Laurentz holds my chair as I settle myself once again and together we begin the long task of combing through the ancient book in search of a light to end our dark days.
Chapter 24
I hadn’t realized how attached I’d become to the children until I felt my heart breaking in two.
“Do you promise you’ll come for us soon? Promise?” Niclaus has asked this same question over again all morning, from the moment he awoke until now, as I settle him in the sleigh we found in the abandoned mews of the castle.
“Yes, I promise.” I tuck the horsehair blanket about his legs to keep him warm on his way to the neighboring castle. “Do you have your rabbit?” He holds the threadbare toy high for me to see, then tucks it safely within the crook of his elbow. “And you’ll keep watch over Margret? She’s still very small, you know, and quite fond of you.”
“Yes, I promise.” He repeats my words cheerily, but the tone doesn’t reach his eyes. I wish I could tell him he could stay but I don’t trust what is happening here. I don’t feel the children will be safe, especially Niclaus.
Margret has been fussy all morning, still clinging to me as I try to settle her on the seat next to him. “Laurentz will just have to hold her.” I say, trying not to let my frustration show.
When the trunk is loaded onto the back of the sleigh, Laurentz pulls me into a firm embrace, “Please change your mind.”
He has no idea what this request does to my heart, but my decision has not changed. “I need to stay here. I’m going to get to the
bottom of this.”
Laurentz nods, reassuring me that I’ll find the answers I seek. That I’ll put an end to this madness and the darkness inhabiting these walls. “You’re strong, Rune. That is why you’re here, it’s why I care…”
His words are stolen by a breeze that sweeps past, but the kiss he plants upon my lips finishes his sentence. Laurentz steps into the sleigh and situates himself on the leather seat next to Niclaus, pulling little Margret onto his lap and wrapping her snugly within his coat before picking up the reins.
“This will be another adventure for you, won’t it?” His attempt to cheer Niclaus up seems to work and the boy’s eyes no longer hold such a sad gleam to them. “A new castle to play in, plenty of chambermaids to sneak up on. Did I tell you Cook is dreadfully frightened of spiders?”
“She is?”
“Horrified,” Laurentz says with a wink. “Eight-legged creatures are not welcome in her kitchen. How do you feel about spiders?”
Niclaus puffs up his chest beneath the layers. “I’m not afraid!”
“I didn’t think so.”
Suddenly, a brief image of a spider collection comes to mind and I have no fear that Niclaus and Laurentz will get along—not to mention poor Cook. And soon the children will forget the shadows lingering over Pyrmont. Eltz is a short trip away and Laurentz has promised to return tomorrow, after the children have settled in.
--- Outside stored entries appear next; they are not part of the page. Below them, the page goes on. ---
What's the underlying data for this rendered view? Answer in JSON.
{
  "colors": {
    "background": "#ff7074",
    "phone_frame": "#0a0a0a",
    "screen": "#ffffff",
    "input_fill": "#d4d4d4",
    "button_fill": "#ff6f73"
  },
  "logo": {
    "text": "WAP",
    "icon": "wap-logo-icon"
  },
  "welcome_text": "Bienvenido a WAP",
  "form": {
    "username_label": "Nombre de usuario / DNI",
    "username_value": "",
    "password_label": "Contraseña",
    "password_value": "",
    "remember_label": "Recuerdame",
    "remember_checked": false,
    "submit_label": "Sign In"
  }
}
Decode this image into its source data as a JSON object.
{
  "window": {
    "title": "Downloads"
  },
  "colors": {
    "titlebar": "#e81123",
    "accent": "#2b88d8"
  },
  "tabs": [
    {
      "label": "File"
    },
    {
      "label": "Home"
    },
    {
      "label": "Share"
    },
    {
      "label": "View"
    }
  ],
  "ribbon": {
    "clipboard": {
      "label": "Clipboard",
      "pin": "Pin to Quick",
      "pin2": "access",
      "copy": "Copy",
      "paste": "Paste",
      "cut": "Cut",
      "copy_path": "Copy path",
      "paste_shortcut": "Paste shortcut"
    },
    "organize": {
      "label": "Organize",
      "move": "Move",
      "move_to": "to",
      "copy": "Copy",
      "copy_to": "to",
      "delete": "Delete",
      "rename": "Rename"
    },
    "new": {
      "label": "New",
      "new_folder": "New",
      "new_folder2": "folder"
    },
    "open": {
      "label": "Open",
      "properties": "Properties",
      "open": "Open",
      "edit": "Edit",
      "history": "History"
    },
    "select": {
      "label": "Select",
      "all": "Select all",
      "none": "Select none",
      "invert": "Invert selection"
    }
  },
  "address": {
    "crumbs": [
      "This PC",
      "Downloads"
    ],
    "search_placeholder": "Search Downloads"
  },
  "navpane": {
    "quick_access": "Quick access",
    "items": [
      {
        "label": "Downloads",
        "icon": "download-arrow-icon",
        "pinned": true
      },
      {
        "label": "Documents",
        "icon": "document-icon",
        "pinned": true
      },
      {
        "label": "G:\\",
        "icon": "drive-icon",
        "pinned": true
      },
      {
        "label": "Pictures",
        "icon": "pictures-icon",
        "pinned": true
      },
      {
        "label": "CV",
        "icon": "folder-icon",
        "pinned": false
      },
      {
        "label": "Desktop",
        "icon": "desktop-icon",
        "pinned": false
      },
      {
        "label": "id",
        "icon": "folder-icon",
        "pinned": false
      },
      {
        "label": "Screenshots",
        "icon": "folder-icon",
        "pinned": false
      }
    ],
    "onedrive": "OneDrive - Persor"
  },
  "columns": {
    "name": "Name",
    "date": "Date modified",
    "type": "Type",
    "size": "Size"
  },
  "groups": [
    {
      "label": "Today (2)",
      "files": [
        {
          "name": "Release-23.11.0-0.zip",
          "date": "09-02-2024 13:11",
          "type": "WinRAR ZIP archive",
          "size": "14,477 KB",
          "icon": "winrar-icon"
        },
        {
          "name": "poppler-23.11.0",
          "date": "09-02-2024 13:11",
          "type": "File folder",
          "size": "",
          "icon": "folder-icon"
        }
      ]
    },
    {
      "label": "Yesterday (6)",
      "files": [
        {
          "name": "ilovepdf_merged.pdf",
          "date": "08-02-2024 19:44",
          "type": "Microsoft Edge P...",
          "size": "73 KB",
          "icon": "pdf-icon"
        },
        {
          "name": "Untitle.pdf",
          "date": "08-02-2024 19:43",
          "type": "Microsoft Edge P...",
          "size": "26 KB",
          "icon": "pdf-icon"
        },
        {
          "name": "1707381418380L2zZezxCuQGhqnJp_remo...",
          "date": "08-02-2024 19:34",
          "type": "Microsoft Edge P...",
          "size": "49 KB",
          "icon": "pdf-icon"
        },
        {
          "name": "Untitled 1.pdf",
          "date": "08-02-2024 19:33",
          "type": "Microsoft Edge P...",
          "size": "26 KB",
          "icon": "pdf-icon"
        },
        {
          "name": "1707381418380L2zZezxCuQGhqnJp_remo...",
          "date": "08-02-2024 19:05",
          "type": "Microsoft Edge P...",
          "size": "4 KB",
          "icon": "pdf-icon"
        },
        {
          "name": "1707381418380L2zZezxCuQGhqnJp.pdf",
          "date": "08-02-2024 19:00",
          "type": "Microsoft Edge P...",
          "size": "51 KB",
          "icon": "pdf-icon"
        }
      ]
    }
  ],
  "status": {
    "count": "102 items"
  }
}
He shoots me a knowing look, one that says I must be careful on my own but that he trusts I will, and with a snap of the reins tells the horse it is time. The sleigh slides forward and I watch after it until it disappears entirely.
The forest is quiet, watching their departure alongside me. From the corner of my eye a slow fog rolls out from the base of the tree line toward Pyrmont. I hurry inside the kitchen and close the door behind me, scrambling to the window where I watch the ethereal mist gather. It pulls back just a little, tasting the air, sensing I am no longer there—and I wonder, what would happen if I approached it and let it cover me?